“And it serves me right! And it serves me right!” Kitty cried quickly, snatching the parasol out of Varenka’s hand, and looking past her friend’s face.
Varenka felt inclined to smile, looking at her childish fury, but she was afraid of wounding her.
“How does it serve you right? I don’t understand,” she said.
“It serves me right, because it was all sham; because it was all done on purpose, and not from the heart.
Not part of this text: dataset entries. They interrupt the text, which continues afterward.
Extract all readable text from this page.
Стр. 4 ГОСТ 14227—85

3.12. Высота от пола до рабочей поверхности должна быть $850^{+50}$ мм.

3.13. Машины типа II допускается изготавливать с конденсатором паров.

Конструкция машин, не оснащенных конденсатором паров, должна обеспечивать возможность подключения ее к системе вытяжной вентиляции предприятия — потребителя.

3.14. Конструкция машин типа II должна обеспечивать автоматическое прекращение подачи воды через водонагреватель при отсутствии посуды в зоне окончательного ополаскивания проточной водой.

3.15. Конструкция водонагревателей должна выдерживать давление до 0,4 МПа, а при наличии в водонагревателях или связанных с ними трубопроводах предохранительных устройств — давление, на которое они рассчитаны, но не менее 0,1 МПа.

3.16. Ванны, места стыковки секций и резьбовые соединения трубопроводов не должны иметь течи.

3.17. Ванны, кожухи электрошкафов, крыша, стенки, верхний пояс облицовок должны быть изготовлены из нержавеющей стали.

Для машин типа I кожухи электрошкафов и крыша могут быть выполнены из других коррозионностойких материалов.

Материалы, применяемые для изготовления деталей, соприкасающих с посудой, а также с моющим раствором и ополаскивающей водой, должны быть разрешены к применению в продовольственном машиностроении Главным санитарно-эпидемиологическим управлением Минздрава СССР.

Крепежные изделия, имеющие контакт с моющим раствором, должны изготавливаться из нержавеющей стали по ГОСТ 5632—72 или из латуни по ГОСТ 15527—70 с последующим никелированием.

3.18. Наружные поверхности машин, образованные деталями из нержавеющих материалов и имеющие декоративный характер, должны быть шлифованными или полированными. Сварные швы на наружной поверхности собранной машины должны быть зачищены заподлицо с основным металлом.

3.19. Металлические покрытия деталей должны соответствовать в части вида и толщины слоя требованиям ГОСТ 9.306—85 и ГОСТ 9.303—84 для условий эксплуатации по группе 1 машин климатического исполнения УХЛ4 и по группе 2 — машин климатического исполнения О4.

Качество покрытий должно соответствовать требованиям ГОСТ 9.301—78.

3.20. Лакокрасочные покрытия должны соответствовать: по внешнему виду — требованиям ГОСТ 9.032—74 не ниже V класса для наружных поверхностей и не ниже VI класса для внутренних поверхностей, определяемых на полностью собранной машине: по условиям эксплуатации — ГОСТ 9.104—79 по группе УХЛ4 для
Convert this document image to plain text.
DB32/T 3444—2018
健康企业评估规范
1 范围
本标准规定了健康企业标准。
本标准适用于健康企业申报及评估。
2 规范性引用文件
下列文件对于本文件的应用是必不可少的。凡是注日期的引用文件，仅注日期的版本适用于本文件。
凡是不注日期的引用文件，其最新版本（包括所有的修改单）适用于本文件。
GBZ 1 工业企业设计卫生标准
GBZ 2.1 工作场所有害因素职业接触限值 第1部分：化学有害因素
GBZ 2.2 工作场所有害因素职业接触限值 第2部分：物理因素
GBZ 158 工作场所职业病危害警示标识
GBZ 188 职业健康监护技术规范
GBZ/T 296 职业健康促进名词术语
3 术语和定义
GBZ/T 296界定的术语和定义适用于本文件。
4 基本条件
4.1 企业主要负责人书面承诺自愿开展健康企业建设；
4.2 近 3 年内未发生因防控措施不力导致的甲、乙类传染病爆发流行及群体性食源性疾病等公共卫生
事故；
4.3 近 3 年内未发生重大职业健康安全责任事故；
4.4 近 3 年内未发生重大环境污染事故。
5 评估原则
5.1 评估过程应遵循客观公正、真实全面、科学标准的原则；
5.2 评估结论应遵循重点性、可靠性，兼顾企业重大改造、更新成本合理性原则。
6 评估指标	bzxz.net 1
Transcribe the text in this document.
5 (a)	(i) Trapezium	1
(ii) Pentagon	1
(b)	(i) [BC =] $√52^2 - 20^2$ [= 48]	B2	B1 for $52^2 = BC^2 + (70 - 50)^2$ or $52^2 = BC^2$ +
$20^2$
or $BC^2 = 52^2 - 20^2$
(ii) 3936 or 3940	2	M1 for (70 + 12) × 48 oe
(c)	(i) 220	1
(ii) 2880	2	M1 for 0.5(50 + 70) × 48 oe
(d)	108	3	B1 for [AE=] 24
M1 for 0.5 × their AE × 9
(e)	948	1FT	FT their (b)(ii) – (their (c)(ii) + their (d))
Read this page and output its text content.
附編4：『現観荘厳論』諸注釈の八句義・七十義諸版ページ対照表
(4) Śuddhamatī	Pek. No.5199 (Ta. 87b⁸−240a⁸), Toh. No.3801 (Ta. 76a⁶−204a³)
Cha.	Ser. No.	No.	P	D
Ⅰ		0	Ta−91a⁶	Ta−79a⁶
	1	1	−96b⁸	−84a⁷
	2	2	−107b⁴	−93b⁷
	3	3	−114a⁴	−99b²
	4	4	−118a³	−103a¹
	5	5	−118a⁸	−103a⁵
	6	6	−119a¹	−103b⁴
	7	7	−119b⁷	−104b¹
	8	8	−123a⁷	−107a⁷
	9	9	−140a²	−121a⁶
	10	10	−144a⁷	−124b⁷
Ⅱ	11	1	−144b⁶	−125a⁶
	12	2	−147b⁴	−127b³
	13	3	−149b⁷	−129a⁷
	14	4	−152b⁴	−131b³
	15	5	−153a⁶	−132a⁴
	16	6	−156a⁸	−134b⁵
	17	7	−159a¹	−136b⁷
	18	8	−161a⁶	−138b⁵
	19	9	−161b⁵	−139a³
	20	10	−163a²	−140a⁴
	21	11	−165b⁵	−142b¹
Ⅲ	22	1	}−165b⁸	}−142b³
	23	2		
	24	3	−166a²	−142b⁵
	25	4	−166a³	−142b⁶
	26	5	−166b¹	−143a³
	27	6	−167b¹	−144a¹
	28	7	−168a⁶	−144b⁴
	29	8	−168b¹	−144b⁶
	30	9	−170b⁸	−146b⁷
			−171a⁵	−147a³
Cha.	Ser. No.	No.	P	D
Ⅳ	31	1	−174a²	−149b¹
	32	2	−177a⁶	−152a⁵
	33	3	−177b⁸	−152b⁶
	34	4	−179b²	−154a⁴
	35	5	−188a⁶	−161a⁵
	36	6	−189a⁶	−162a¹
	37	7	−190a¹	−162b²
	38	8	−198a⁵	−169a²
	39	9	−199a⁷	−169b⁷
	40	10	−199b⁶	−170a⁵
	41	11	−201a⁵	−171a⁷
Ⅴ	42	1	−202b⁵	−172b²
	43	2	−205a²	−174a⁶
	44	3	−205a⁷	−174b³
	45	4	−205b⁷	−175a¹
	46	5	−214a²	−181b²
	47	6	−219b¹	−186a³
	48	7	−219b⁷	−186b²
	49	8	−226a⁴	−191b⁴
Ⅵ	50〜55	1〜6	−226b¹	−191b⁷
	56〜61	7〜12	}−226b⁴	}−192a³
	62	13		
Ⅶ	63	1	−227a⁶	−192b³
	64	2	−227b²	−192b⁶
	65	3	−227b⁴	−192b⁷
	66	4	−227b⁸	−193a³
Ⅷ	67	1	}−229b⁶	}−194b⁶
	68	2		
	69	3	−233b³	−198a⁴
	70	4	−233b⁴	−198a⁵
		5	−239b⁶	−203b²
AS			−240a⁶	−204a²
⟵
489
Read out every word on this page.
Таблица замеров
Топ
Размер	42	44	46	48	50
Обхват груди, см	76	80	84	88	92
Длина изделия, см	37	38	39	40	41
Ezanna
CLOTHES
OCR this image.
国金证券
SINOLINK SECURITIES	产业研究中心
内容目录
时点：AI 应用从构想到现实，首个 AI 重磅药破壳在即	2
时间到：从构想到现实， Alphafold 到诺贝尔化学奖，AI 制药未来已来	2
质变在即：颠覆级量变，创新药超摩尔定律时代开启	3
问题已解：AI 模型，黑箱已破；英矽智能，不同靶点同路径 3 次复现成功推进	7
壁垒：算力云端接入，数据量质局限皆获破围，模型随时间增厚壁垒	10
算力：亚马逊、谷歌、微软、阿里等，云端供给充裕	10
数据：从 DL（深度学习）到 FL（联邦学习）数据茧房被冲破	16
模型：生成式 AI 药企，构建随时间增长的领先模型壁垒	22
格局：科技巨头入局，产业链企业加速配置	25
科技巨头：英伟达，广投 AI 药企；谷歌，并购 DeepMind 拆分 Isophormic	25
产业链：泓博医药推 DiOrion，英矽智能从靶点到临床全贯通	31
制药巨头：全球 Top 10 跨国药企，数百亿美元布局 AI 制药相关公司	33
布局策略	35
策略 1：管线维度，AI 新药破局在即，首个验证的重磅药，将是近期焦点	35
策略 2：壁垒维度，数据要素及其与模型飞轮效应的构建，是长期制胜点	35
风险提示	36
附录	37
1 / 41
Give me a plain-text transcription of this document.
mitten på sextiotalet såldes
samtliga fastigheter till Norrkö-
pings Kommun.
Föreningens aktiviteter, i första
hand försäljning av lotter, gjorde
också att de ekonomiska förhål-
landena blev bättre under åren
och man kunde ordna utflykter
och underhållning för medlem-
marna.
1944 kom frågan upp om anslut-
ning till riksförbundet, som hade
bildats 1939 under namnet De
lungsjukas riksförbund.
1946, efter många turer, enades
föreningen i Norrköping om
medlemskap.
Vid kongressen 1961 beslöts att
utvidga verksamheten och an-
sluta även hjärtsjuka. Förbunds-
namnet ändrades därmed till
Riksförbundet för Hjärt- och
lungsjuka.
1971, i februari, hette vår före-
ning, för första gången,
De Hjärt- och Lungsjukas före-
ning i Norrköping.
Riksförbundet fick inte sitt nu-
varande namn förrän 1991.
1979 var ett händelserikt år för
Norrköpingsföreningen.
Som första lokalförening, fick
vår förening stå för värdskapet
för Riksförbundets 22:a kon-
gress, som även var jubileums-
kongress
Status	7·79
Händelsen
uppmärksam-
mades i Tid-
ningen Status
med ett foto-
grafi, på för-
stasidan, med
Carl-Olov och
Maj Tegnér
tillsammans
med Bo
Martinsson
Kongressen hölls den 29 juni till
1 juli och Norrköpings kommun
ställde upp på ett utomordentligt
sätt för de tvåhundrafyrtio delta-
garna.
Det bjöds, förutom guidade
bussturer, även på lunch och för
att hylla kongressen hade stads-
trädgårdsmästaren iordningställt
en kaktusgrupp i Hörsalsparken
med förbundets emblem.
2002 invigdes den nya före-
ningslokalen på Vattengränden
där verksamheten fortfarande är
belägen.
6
What business had I to interfere with outsiders? And so it’s come about that I’m a cause of quarrel, and that I’ve done what nobody asked me to do. Because it was all a sham! a sham! a sham! …”
“A sham! with what object?” said Varenka gently.
“Oh, it’s so idiotic! so hateful! There was no need whatever for me. … Nothing but sham!” she said, opening and shutting the parasol.
“But with what object?”
“To seem better to people, to myself, to God; to deceive everyone. No! now I won’t descend to that. I’ll be bad; but anyway not a liar, a cheat.”
“But who is a cheat?” said Varenka reproachfully. “You speak as if. …”
But Kitty was in one of her gusts of fury, and she would not let her finish.
“I don’t talk about you, not about you at all. You’re perfection. Yes, yes, I know you’re all perfection; but what am I to do if I’m bad? This would never have been if I weren’t bad. So let me be what I am. I won’t be a sham. What have I to do with Anna Pavlovna? Let them go their way, and me go mine. I can’t be different. … And yet it’s not that, it’s not that.”